La prospettiva etico-filosofica del libro chiarisce bene che il turismo è un’attività di interazione umana non sganciata dalla riflessione critica sulle conseguenze che i viaggi hanno sulla vita delle persone, dei governi e delle comunità locali. Parlare di filosofia del turismo significa essenzialmente applicare un tipo di riflessione – nel nostro caso etica – a uno dei fenomeni più complessi della vita associata. Ricerca di distinzione e differenziazione sociale, il fenomeno turistico è un universo etico sempre più multiforme, oggetto di passioni e tensioni fluidificate dal mutare dei desideri e dalle esigenze create dal consumo e dal consumismo, dalla vetrinizzazione delle mete di viaggio, da una rinnovata (o forse perduta) autenticità dei territori.

In questo quadro è cambiato anche il profilo del turista che non è più (soltanto) un viaggiatore ingenuo o imprigionato nella bolla del turismo massificato, ma apprende presto, osserva, scopre, assimila in modo sempre più attento, acquisendo autonomia di decisione e di mobilità. La società del benessere diffuso, delle seconde case di vacanza, della tecnologia e della mobilità in ogni dove trasforma il turista viaggiatore in turista esploratore con un fare quasi ossessivo tipico del flâneur. In questa angolazione critica la connotazione etica del turismo fa generalmente riferimento a itinerari di emozioni, buoni sentimenti. In realtà, la riflessione etica di Del Bò precisa i contorni della questione, elaborando argomenti a sostegno o contro certe pratiche turistiche. L’operazione che conduce l’autore del libro è questa: dare una struttura teorica a questioni legate al turismo che, nel sentire comune, si riducono alla questione della scoperta sincera del mondo.
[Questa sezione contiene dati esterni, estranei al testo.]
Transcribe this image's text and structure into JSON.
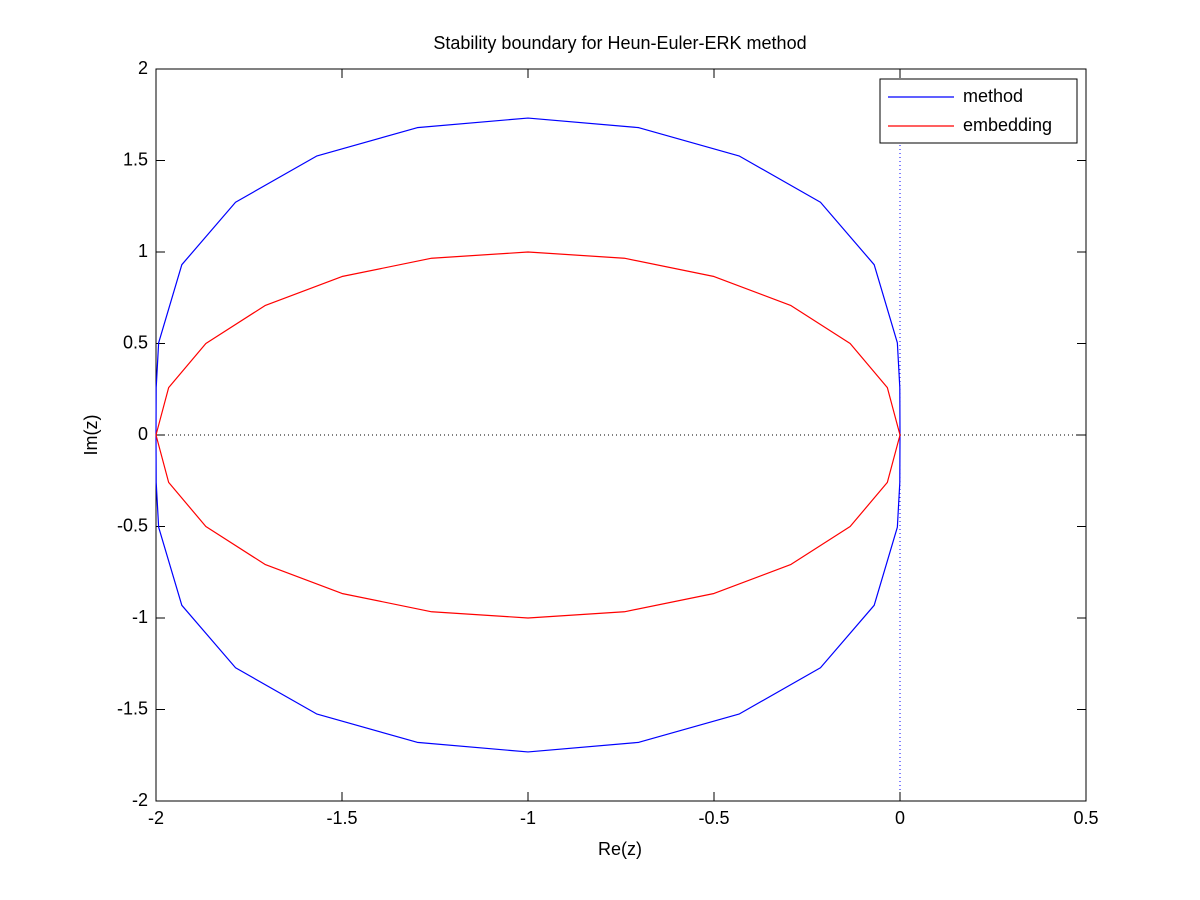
{
  "chart_data": {
    "type": "line",
    "title": "Stability boundary for Heun-Euler-ERK method",
    "x_label": "Re(z)",
    "y_label": "Im(z)",
    "xlim": [
      -2,
      0.5
    ],
    "ylim": [
      -2,
      2
    ],
    "xticks": [
      -2,
      -1.5,
      -1,
      -0.5,
      0,
      0.5
    ],
    "yticks": [
      -2,
      -1.5,
      -1,
      -0.5,
      0,
      0.5,
      1,
      1.5,
      2
    ],
    "grid": false,
    "legend": "upper right",
    "series": [
      {
        "name": "method",
        "color": "#0000ff",
        "x": [
          -2,
          -1.9995,
          -1.9929,
          -1.9306,
          -1.7862,
          -1.5684,
          -1.2977,
          -1,
          -0.7023,
          -0.4316,
          -0.2138,
          -0.0694,
          -0.0071,
          -0.0005,
          0,
          -0.0005,
          -0.0071,
          -0.0694,
          -0.2138,
          -0.4316,
          -0.7023,
          -1,
          -1.2977,
          -1.5684,
          -1.7862,
          -1.9306,
          -1.9929,
          -1.9995,
          -2
        ],
        "values": [
          0,
          0.2589,
          0.5036,
          0.9306,
          1.272,
          1.524,
          1.6795,
          1.732,
          1.6795,
          1.524,
          1.272,
          0.9306,
          0.5036,
          0.2589,
          0,
          -0.2589,
          -0.5036,
          -0.9306,
          -1.272,
          -1.524,
          -1.6795,
          -1.732,
          -1.6795,
          -1.524,
          -1.272,
          -0.9306,
          -0.5036,
          -0.2589,
          0
        ]
      },
      {
        "name": "embedding",
        "color": "#ff0000",
        "x": [
          -2,
          -1.966,
          -1.866,
          -1.707,
          -1.5,
          -1.259,
          -1,
          -0.741,
          -0.5,
          -0.293,
          -0.134,
          -0.034,
          0,
          -0.034,
          -0.134,
          -0.293,
          -0.5,
          -0.741,
          -1,
          -1.259,
          -1.5,
          -1.707,
          -1.866,
          -1.966,
          -2
        ],
        "values": [
          0,
          0.259,
          0.5,
          0.707,
          0.866,
          0.966,
          1,
          0.966,
          0.866,
          0.707,
          0.5,
          0.259,
          0,
          -0.259,
          -0.5,
          -0.707,
          -0.866,
          -0.966,
          -1,
          -0.966,
          -0.866,
          -0.707,
          -0.5,
          -0.259,
          0
        ]
      }
    ]
  }
}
L’idea dell’etica del turismo è cercare di isolare i problemi che ineriscono al turismo per poi rifletterci su. Alcuni problemi, dalla povertà alla sessualità, non valgono soltanto nell’ambito turistico, ma l’interazione turistica li esprime con migliore chiarezza e le conseguenze che ne risultano segnano l’analisi. L’esempio classico è il frammento di mosaico pompeiano che il pugno del turista si porta a casa da una delle aree storico-archeologiche più visitate del mondo. Di pugno in pugno, di frammento in frammento, l’antica città di Pompei rischierebbe di sparire se non intervenisse la riflessione etica a contenere il danno. Secondo il filosofo: «I danni da turismo inevitabili sono quelli coessenziali alla pratica turistica: per il solo fatto che c’è il turismo, cioè che ci sono persone che svolgono un’attività turistica, ci sono anche questi danni e l’unico modo per non produrli sarebbe quindi non fare turismo» (p. 57). Oppure di contenerli. «Le docce fatte dai turisti in un contesto di grande ricchezza idrica non sono moralmente problematiche, ma possono esserlo le medesime docce fatte in un contesto in cui l’acqua è risorsa più scarsa o in cui per avere l’acqua calda occorre tagliare molto legname» (p. 59). In questo discorso il turismo come pratica etica e responsabile assume un ruolo sempre più centrale. La ricetta di Del Bò non è sempre praticabile, ma le conclusioni a cui arriva l’autore hanno un valore potente e valgono come monito al di là del turismo: per ogni viaggio esiste probabilmente un problema sociale, e per ogni problema sociale c’è probabilmente almeno un’etica che rispetta l’umanità e i suoi valori universali.